The chart measures this: for each feature, count the weeks it has been live and sum across all features. That total — feature-weeks in users’ hands — is what users have received from the team’s output. Two teams with the same throughput can have very different totals, because one is shipping each feature weeks earlier than the other.

The timing view

Throughput reports the delivery rate — tickets per week. The timing view tracks when each feature landed and how long users have had it in their hands.

Halving cycle time does not double throughput. Throughput has a ceiling set by capacity — the team can only finish as many features as it has time and skill to build. What changes is when each feature arrives. A team that cuts cycle time from 6 weeks to 2 will report the same throughput numbers before and after; the cumulative value chart tells a different story, value accumulating faster from the point the cycle time fell.
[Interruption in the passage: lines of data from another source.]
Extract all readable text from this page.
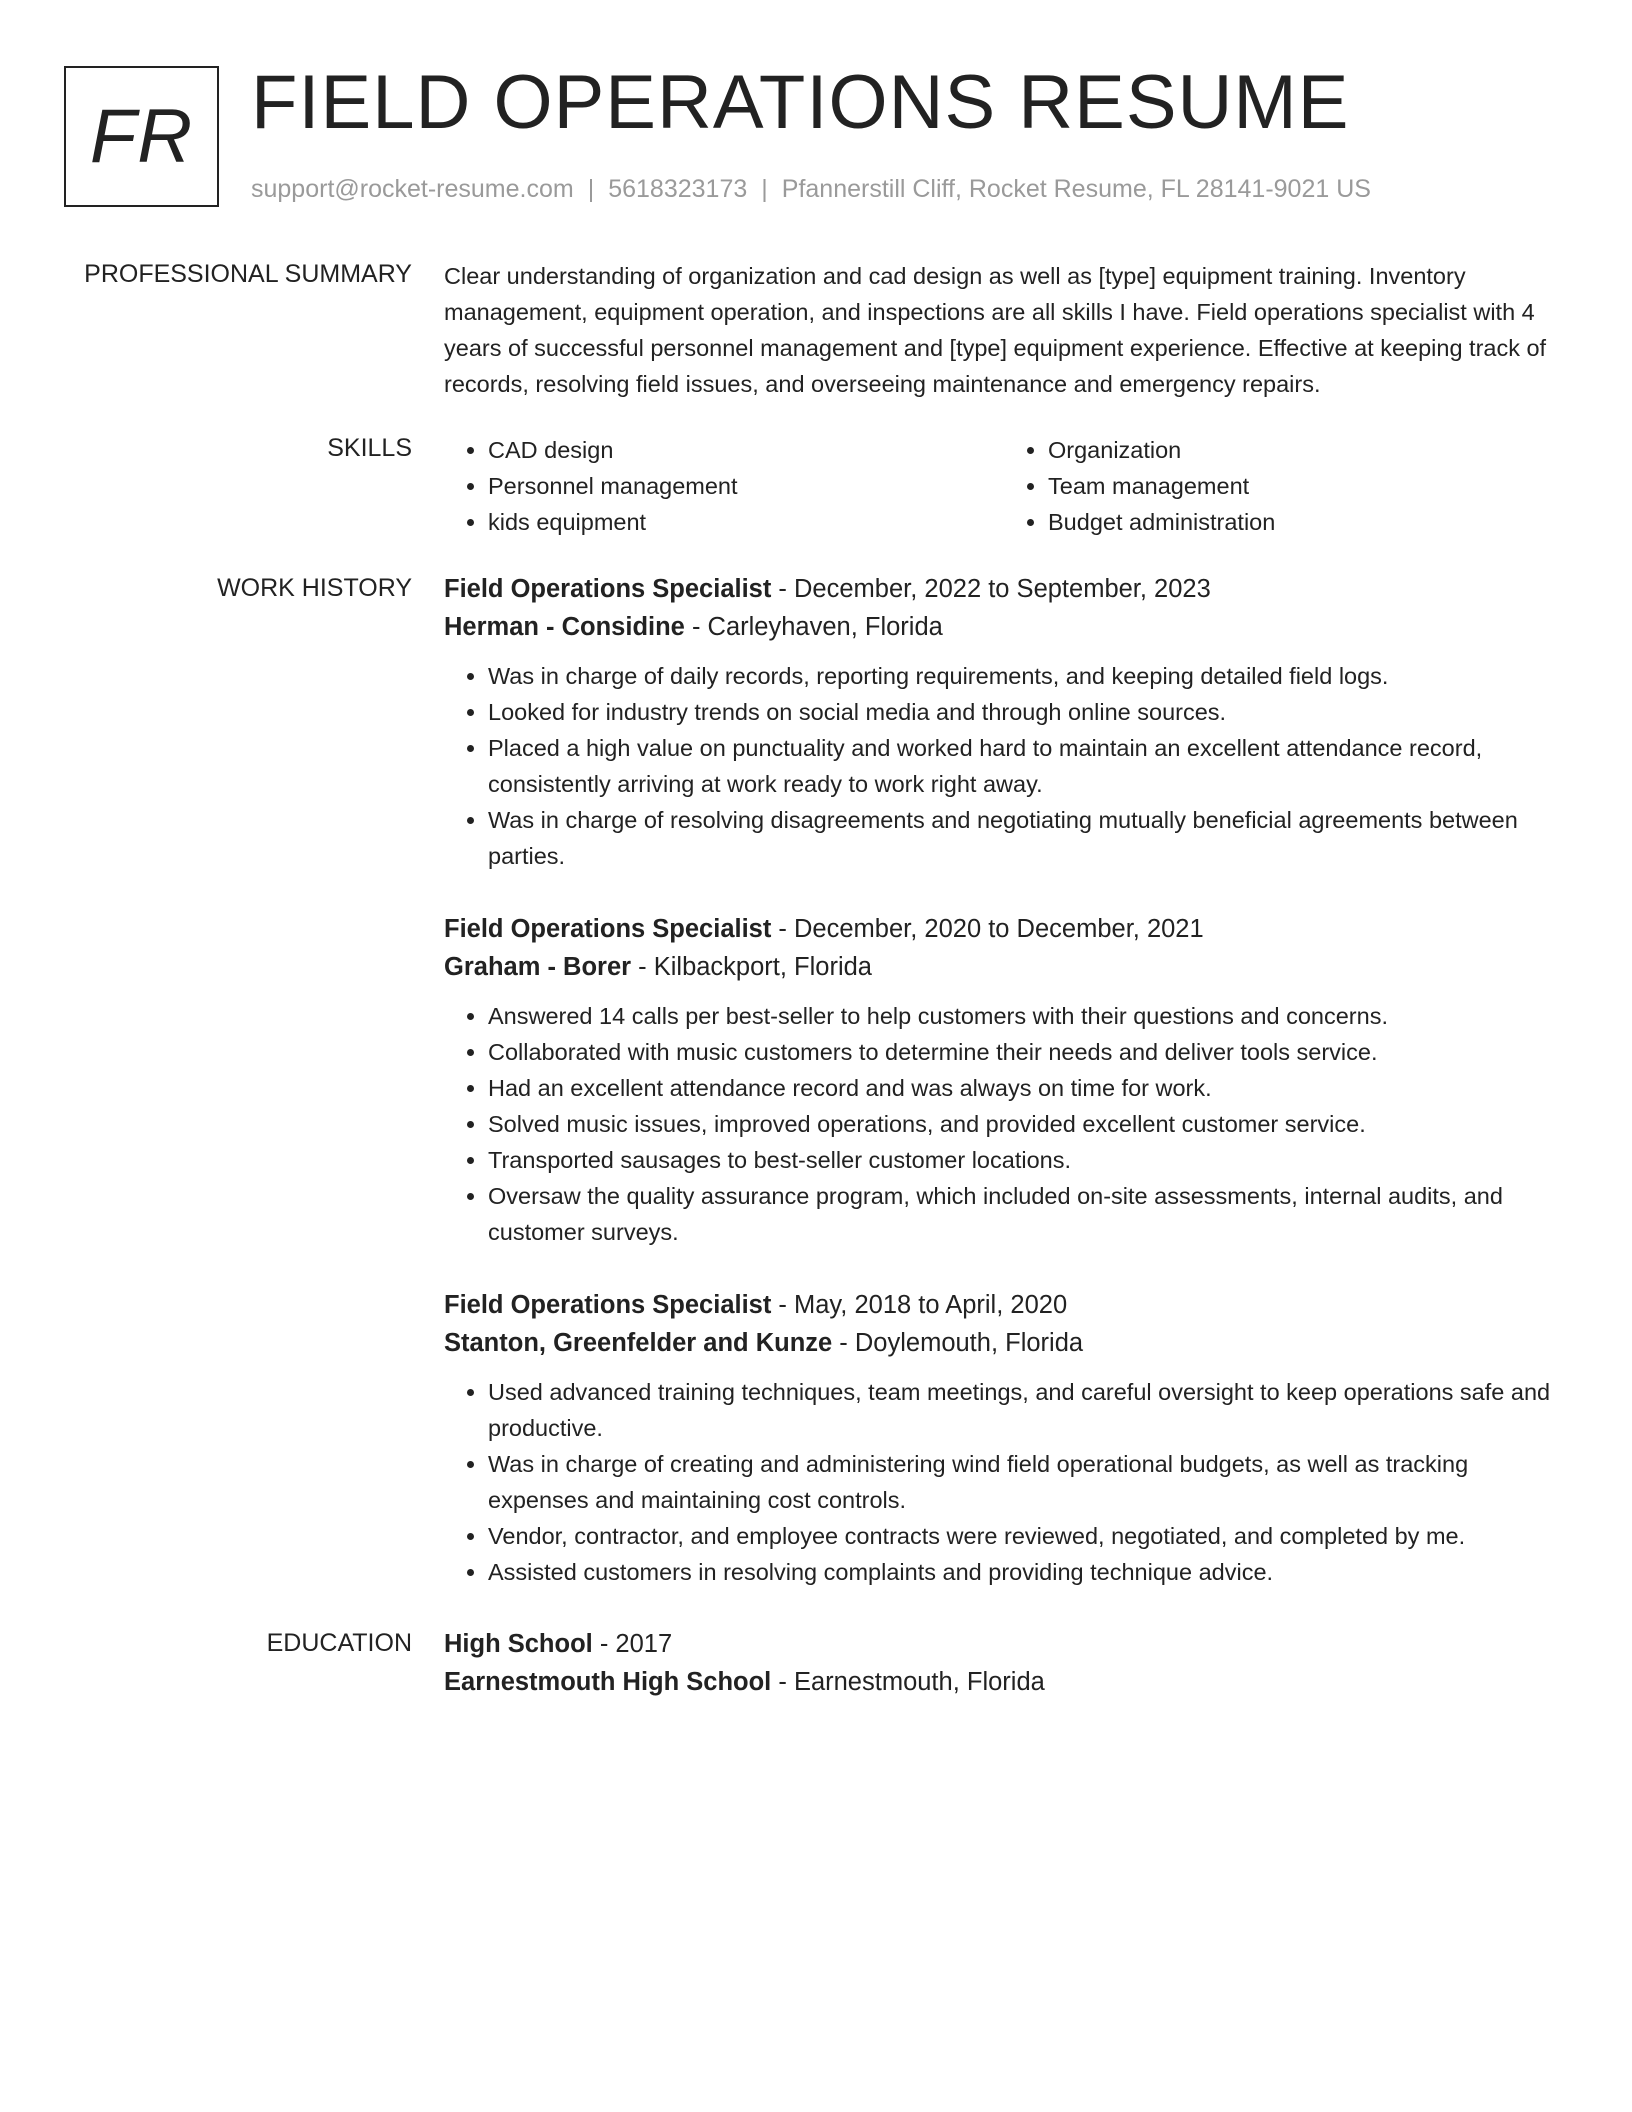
FR FIELD OPERATIONS RESUME
support@rocket-resume.com | 5618323173 | Pfannerstill Cliff, Rocket Resume, FL 28141-9021 US
PROFESSIONAL SUMMARY Clear understanding of organization and cad design as well as [type] equipment training. Inventory management, equipment operation, and inspections are all skills I have. Field operations specialist with 4 years of successful personnel management and [type] equipment experience. Effective at keeping track of records, resolving field issues, and overseeing maintenance and emergency repairs.

SKILLS
•	CAD design
• Personnel management
• kids equipment
• Organization
• Team management
• Budget administration
WORK HISTORY Field Operations Specialist - December, 2022 to September, 2023
Herman - Considine - Carleyhaven, Florida
• Was in charge of daily records, reporting requirements, and keeping detailed field logs.
• Looked for industry trends on social media and through online sources.
• Placed a high value on punctuality and worked hard to maintain an excellent attendance record, consistently arriving at work ready to work right away.
• Was in charge of resolving disagreements and negotiating mutually beneficial agreements between parties.
Field Operations Specialist - December, 2020 to December, 2021
Graham - Borer - Kilbackport, Florida
• Answered 14 calls per best-seller to help customers with their questions and concerns.
• Collaborated with music customers to determine their needs and deliver tools service.
• Had an excellent attendance record and was always on time for work.
• Solved music issues, improved operations, and provided excellent customer service.
• Transported sausages to best-seller customer locations.
• Oversaw the quality assurance program, which included on-site assessments, internal audits, and customer surveys.
Field Operations Specialist - May, 2018 to April, 2020
Stanton, Greenfelder and Kunze - Doylemouth, Florida
• Used advanced training techniques, team meetings, and careful oversight to keep operations safe and productive.
• Was in charge of creating and administering wind field operational budgets, as well as tracking expenses and maintaining cost controls.
• Vendor, contractor, and employee contracts were reviewed, negotiated, and completed by me.
• Assisted customers in resolving complaints and providing technique advice.
EDUCATION High School - 2017
Earnestmouth High School - Earnestmouth, Florida
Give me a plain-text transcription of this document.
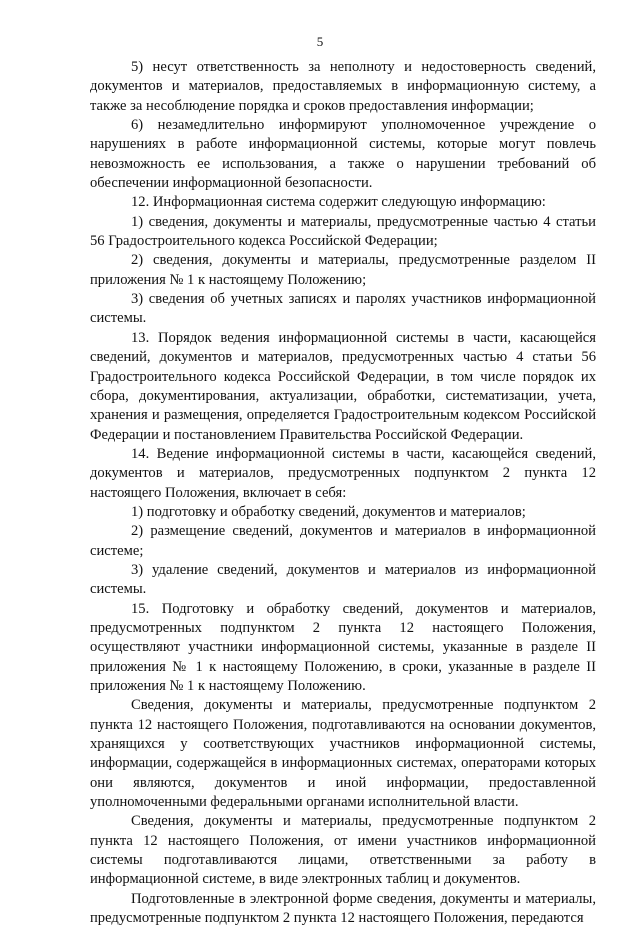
5

5) несут ответственность за неполноту и недостоверность сведений, документов и материалов, предоставляемых в информационную систему, а также за несоблюдение порядка и сроков предоставления информации;

6) незамедлительно информируют уполномоченное учреждение о нарушениях в работе информационной системы, которые могут повлечь невозможность ее использования, а также о нарушении требований об обеспечении информационной безопасности.

12. Информационная система содержит следующую информацию:

1) сведения, документы и материалы, предусмотренные частью 4 статьи 56 Градостроительного кодекса Российской Федерации;

2) сведения, документы и материалы, предусмотренные разделом II приложения № 1 к настоящему Положению;

3) сведения об учетных записях и паролях участников информационной системы.

13. Порядок ведения информационной системы в части, касающейся сведений, документов и материалов, предусмотренных частью 4 статьи 56 Градостроительного кодекса Российской Федерации, в том числе порядок их сбора, документирования, актуализации, обработки, систематизации, учета, хранения и размещения, определяется Градостроительным кодексом Российской Федерации и постановлением Правительства Российской Федерации.

14. Ведение информационной системы в части, касающейся сведений, документов и материалов, предусмотренных подпунктом 2 пункта 12 настоящего Положения, включает в себя:

1) подготовку и обработку сведений, документов и материалов;

2) размещение сведений, документов и материалов в информационной системе;

3) удаление сведений, документов и материалов из информационной системы.

15. Подготовку и обработку сведений, документов и материалов, предусмотренных подпунктом 2 пункта 12 настоящего Положения, осуществляют участники информационной системы, указанные в разделе II приложения № 1 к настоящему Положению, в сроки, указанные в разделе II приложения № 1 к настоящему Положению.

Сведения, документы и материалы, предусмотренные подпунктом 2 пункта 12 настоящего Положения, подготавливаются на основании документов, хранящихся у соответствующих участников информационной системы, информации, содержащейся в информационных системах, операторами которых они являются, документов и иной информации, предоставленной уполномоченными федеральными органами исполнительной власти.

Сведения, документы и материалы, предусмотренные подпунктом 2 пункта 12 настоящего Положения, от имени участников информационной системы подготавливаются лицами, ответственными за работу в информационной системе, в виде электронных таблиц и документов.

Подготовленные в электронной форме сведения, документы и материалы, предусмотренные подпунктом 2 пункта 12 настоящего Положения, передаются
Throughput metrics track the output rate. Cumulative value tracks how much has been received. The two diverge whenever features take weeks to complete.

WIP is value in transit

Every item in progress is a feature whose value clock hasn’t started. A team with 12 features in flight has 12 features sitting between commit and users’ hands. Reducing WIP cuts cycle time, which advances when each feature lands.

Little’s Law describes the relationship: cycle time equals WIP divided by throughput. Cut WIP in half and cycle time halves. At steady state, the same work ships at the same rate — each piece arrives sooner.

The model is ideal; the real world is not. In this chart throughput is fixed regardless of cycle time. In practice, long cycle times tend to erode it. Half-finished code sits long enough to conflict with newer changes, requiring rework. Context fades — a developer returning to a ticket after weeks has to reconstruct where it was and why. Work that has been partially built becomes harder to test and review because the original intent is no longer fresh. The purely mathematical model holds these constant to isolate the timing effect; teams with long cycle times typically see throughput degrade too, which compounds the gap.

Takeaways

  • Features earn value from the day they ship. Every week in progress delays the value clock by a week.
  • Throughput measures the delivery rate; cumulative value measures what users have received. The two diverge when cycle times are long.
  • Cutting cycle time advances when value lands. At the same throughput, every week of earlier delivery is a week of value earned.
  • WIP is value in transit. Reducing it cuts cycle time and advances delivery. Little’s Law shows exactly how.